Thursday, March 22, 2018

Fort Clatsop and Oregon Beaches

Haystack Rock at Cannon Beach
Astoria Oregon sits in a beautiful and historic part of the country. Nearby is the mouth of the Columbia River and the Pacific Ocean, where you will find beautiful beaches and where the Lewis and Clark expedition spent the winter of 1805-1806.

Fort Clatsop National Memorial

The Lewis and Clark Expedition, which had departed from Missouri in the late spring
Statue of Sacagewea
of 1804, arrived at the Pacific Ocean on November 7, 1805. They decided to set camp near the Netul River, about five miles east of the ocean. They chose this spot on the advice of the Clatsop Indians, who lived in the area. The woods provided some shelter from the weather, and the Netul River was a much calmer alternative to the Columbia River. The area had plenty of deer, elk and fish for them to live on.
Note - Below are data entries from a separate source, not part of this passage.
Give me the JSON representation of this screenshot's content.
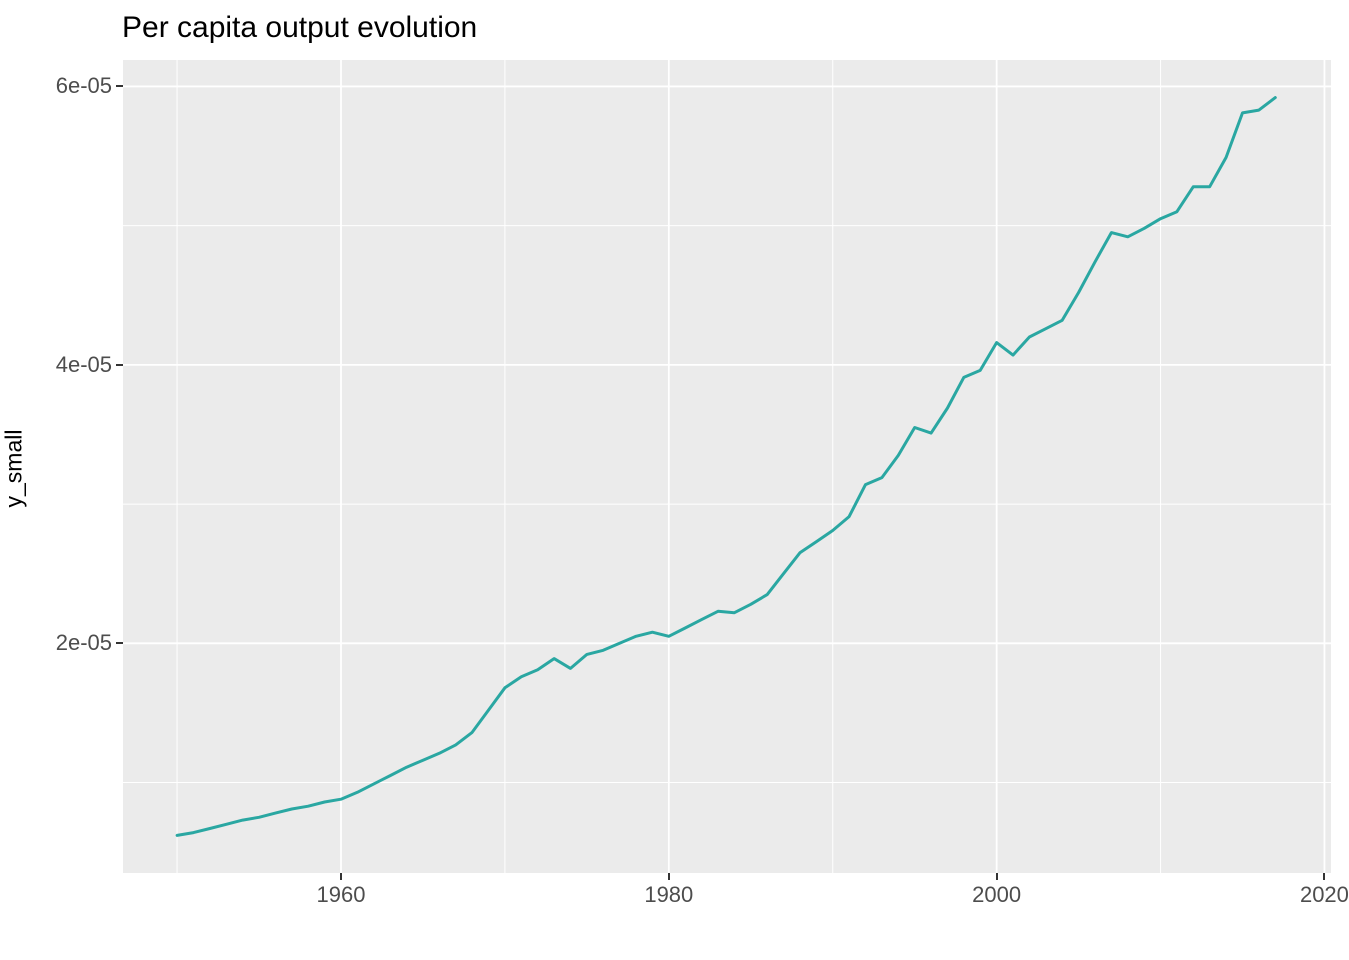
{
  "title": "Per capita output evolution",
  "chart_data": {
    "type": "line",
    "title": "Per capita output evolution",
    "xlabel": "",
    "ylabel": "y_small",
    "legend": "none",
    "grid": "on",
    "panel_bg": "#ebebeb",
    "grid_color": "#ffffff",
    "axis_text_color": "#4d4d4d",
    "line_color": "#2aa7a2",
    "tick_color": "#333333",
    "xlim": [
      1946.7,
      2020.4
    ],
    "ylim": [
      3.5e-06,
      6.19e-05
    ],
    "x_major_ticks": [
      1960,
      1980,
      2000,
      2020
    ],
    "x_tick_labels": [
      "1960",
      "1980",
      "2000",
      "2020"
    ],
    "x_minor_gridlines": [
      1950,
      1970,
      1990,
      2010
    ],
    "y_major_ticks": [
      2e-05,
      4e-05,
      6e-05
    ],
    "y_tick_labels": [
      "2e-05",
      "4e-05",
      "6e-05"
    ],
    "y_minor_gridlines": [
      1e-05,
      3e-05,
      5e-05
    ],
    "series": [
      {
        "name": "y_small",
        "x": [
          1950,
          1951,
          1952,
          1953,
          1954,
          1955,
          1956,
          1957,
          1958,
          1959,
          1960,
          1961,
          1962,
          1963,
          1964,
          1965,
          1966,
          1967,
          1968,
          1969,
          1970,
          1971,
          1972,
          1973,
          1974,
          1975,
          1976,
          1977,
          1978,
          1979,
          1980,
          1981,
          1982,
          1983,
          1984,
          1985,
          1986,
          1987,
          1988,
          1989,
          1990,
          1991,
          1992,
          1993,
          1994,
          1995,
          1996,
          1997,
          1998,
          1999,
          2000,
          2001,
          2002,
          2003,
          2004,
          2005,
          2006,
          2007,
          2008,
          2009,
          2010,
          2011,
          2012,
          2013,
          2014,
          2015,
          2016,
          2017
        ],
        "values": [
          6.2e-06,
          6.4e-06,
          6.7e-06,
          7e-06,
          7.3e-06,
          7.5e-06,
          7.8e-06,
          8.1e-06,
          8.3e-06,
          8.6e-06,
          8.8e-06,
          9.3e-06,
          9.9e-06,
          1.05e-05,
          1.11e-05,
          1.16e-05,
          1.21e-05,
          1.27e-05,
          1.36e-05,
          1.52e-05,
          1.68e-05,
          1.76e-05,
          1.81e-05,
          1.89e-05,
          1.82e-05,
          1.92e-05,
          1.95e-05,
          2e-05,
          2.05e-05,
          2.08e-05,
          2.05e-05,
          2.11e-05,
          2.17e-05,
          2.23e-05,
          2.22e-05,
          2.28e-05,
          2.35e-05,
          2.5e-05,
          2.65e-05,
          2.73e-05,
          2.81e-05,
          2.91e-05,
          3.14e-05,
          3.19e-05,
          3.35e-05,
          3.55e-05,
          3.51e-05,
          3.69e-05,
          3.91e-05,
          3.96e-05,
          4.16e-05,
          4.07e-05,
          4.2e-05,
          4.26e-05,
          4.32e-05,
          4.52e-05,
          4.74e-05,
          4.95e-05,
          4.92e-05,
          4.98e-05,
          5.05e-05,
          5.1e-05,
          5.28e-05,
          5.28e-05,
          5.49e-05,
          5.81e-05,
          5.83e-05,
          5.92e-05
        ]
      }
    ]
  }
}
The expedition stayed built an enclosure to live in that they named Fort Clatsop, in honor of the local tribe. The expedition stayed there until March 23, 1806. They used this time to recover from various illnesses, repair their canoes and restock food for the trip home. During their stay, the local people visited almost every day to trade goods and help them explore the area.

The original buildings have decayed in the wet conditions of the Pacific Northwest. In 1955, the state of Oregon recreated them fort and in 1958, the national monument was dedicated. A fire burned these buildings down in 2005, but they were again built and rededicated in December 2006. The Fort Clatsop National Memorial has a very informative visitor’s center. There are displays outlining the history of the Lewis and Clark Expedition and also of the local peoples. There are also two historical films. The one I saw was a very thoughtful film on Lewis and Clarks time here told through the eyes of the native people who were here.

The Canoe Landing

It was Banana Slug season at Fort Clatsop

There are several hiking trails that start at the visitor’s center. You can take a 13-mile roundtrip hike on the Fort to Sea trail. This follows the trail from Fort Clatsop to Sunset Beach at the Pacific Ocean, where members of the expedition had set up a salt refining site. They needed the salt to prepare food for the trip back to the east. I chose a shorter hike, to the Canoe Landing. This is a highly developed trail from the visitor’s center to the Lewis and Clark River (originally the Netul). It is easy to see why the members of the expedition chose this sheltered area over the open shores of the Columbia River.

Oregon Beaches

The Beach at Fort Stevens State Park

If you want to spend time at a Pacific Ocean Beach on your visit, there are many choices. One is the Fort Stevens State Park. This state-run recreation area sits at the extreme north-west corner of the state of Oregon, right at the mouth of the Columbia River. Fort Stevens served as a guard to the Columbia River from the Civil War until the end of World War II. Today it is a 4300-acre park that includes a fresh water swimming lake, beaches, a nine-mile bicycle path, nature viewing and both camping and cabin facilities for over-night stays.

Seaside Beach
If camping is not your style head further south to the towns of Seaside and Cannon Beach. Seaside is a resort town with 6500 year-round residents, and several large hotels and condominiums right along the beach. Its cement boardwalk offers beautiful views of the beach. There are many activities for visitors, including an aquarium and a convention center.
Lewis and Clark at Seaside OR
Further south is the town of Cannon Beach. This community is 1500 residents is named for a cannon from the sunken sloop, the US Shark. The cannon washed ashore in 1846. Cannon Beach has a different feel than Seaside. Its buildings are smaller, and the area closest to the beach is filled with shops selling everything from touristy tchotchkes to fine art.

This is the last of my pieces from my recent trip to the Pacific Northwest. I hope that my blog has given my readers a reason to explore the area beyond Seattle and Portland when you visit.

Getting There from Astoria OR:
Fort Clatsop – Head west on Marine Drive. Follow signs for U.S. 101 south. Travel 3 miles, then turn left onto Buisiness-101. After 1.5 miles, turn right onto Fort Clatsop Road. The Fort Clatsop NM is 0.75 ahead on the left.

Fort Stevens State Park – Head west on Marine Drive. Follow signs for U.S. 101 South. After 3 miles turn right onto E. Harbor St. After 1.3 miles turn left onto N. Main Street (WA 104S). Go 0.5 miles and turn right onto SW 9th street. Go 1 mile and turn right onto NW Ridge Road. Ridge Road will tale you into the park.

Seaside and Cannon Beach OR – Take Marine Drive west. Follow signs for U.S. 101 south. Seaside is 17 miles from Astoria. Cannon Beach is 26 miles from Astoria.